Fields filed this habeas action on September 9, 2014. He alleges that he has been held in the Lauderdale County Detention Facility since June 7, 2014. Nevertheless, he claims that he has yet to be indicted or brought to a preliminary hearing. He also claims that even though his attorney was assigned to him in June, the attorney only recently visited him in September. Fields claims that on September 29, he "was finally brought to Ms. Porter[']s office to call [his] attorney & 30 minutes later, [Fields] had a visit from" his appointed counsel. Pet'r's Am. Pet. [6] at 6. Fields asks the Court for a writ of habeas corpus to order the state court to give him his "day in court, " which this Court construes as a request to give him a preliminary hearing, bring him to trial, and otherwise to have his case heard before the state trial court. Id. at 8.

II. Discussion

Fields can bring federal habeas claims to force the state court to grant him these procedures only if he has exhausted the claims in state court. Dickerson v. State of La., 816 F.2d 220, 228 (5th Cir. 1987). This gives "the State the opportunity to pass upon and correct' alleged violations of its prisoners' federal rights." Baldwin v. Reese, 541 U.S. 27, 29 (2004) (internal quotation marks omitted) (quoting Duncan v. Henry, 513 U.S. 364, 365 (1995) (per curiam)). According to the Fifth Circuit Court of Appeals:

[A]lthough section 2241 establishes jurisdiction in the federal courts to consider pre-trial habeas corpus petitions, federal courts should abstain from the exercise of that jurisdiction if the issues raised... may be resolved either by trial on the merits in the state court or by other state procedures available to the petitioner.

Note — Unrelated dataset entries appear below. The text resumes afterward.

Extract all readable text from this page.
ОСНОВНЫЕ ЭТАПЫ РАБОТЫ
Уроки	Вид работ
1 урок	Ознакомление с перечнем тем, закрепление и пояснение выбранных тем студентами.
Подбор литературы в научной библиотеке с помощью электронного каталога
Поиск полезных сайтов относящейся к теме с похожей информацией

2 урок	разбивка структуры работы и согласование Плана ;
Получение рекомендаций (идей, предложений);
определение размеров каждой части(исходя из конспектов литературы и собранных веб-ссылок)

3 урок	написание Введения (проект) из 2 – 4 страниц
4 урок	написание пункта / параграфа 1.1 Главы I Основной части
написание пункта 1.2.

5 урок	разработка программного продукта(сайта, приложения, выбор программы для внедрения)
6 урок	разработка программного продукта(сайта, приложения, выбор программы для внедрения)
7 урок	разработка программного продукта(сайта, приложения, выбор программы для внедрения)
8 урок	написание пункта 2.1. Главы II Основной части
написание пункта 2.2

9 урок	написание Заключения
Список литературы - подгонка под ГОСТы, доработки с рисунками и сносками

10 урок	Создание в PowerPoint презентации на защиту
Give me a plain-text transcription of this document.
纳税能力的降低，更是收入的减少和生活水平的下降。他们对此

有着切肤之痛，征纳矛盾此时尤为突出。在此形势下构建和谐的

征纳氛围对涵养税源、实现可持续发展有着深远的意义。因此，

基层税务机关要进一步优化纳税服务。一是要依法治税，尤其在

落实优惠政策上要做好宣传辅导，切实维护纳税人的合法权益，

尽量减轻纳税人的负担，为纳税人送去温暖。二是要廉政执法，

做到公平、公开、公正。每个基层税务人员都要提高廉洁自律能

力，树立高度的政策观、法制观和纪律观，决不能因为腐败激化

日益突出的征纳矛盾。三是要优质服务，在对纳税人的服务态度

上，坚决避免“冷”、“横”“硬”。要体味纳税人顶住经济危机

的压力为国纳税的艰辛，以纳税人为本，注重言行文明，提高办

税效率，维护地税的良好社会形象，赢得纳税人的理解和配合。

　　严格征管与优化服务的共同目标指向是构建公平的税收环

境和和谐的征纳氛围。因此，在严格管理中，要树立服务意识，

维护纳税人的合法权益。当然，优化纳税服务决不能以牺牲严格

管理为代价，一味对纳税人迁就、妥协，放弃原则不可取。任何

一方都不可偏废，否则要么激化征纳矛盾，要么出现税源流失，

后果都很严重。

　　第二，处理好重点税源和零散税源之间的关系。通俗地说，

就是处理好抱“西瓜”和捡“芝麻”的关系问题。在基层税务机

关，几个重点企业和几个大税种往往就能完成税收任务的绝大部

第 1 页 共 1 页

Dickerson, 816 F.2d at 225. In order to exhaust his claim for habeas relief, he is required to seek relief from the highest court of the state. O'Sullivan v. Boerckel, 526 U.S. 838, 840 (1999); see also D.D. v. White, 650 F.2d 749, 750 (5th Cir. Unit A 1981).

Fields admits he filed a petition for habeas corpus with the Lauderdale County Circuit Court on September 12, 2014, and that petition is still pending. He did not indicate that he brought any challenge in the state appellate courts. Because the Mississippi Supreme Court was not given an opportunity to consider the issues raised herein, the habeas claims are not exhausted. They are therefore dismissed without prejudice for failure to exhaust.

III. Conclusion

This case is dismissed without prejudice for Fields's failure to exhaust his state court remedies.

IT IS THEREFORE ORDERED AND ADJUDGED that, for the reasons stated above, this case should be and is hereby DISMISSED WITHOUT PREJUDICE. A separate final judgment shall issue pursuant to Federal Rule of Civil Procedure 58.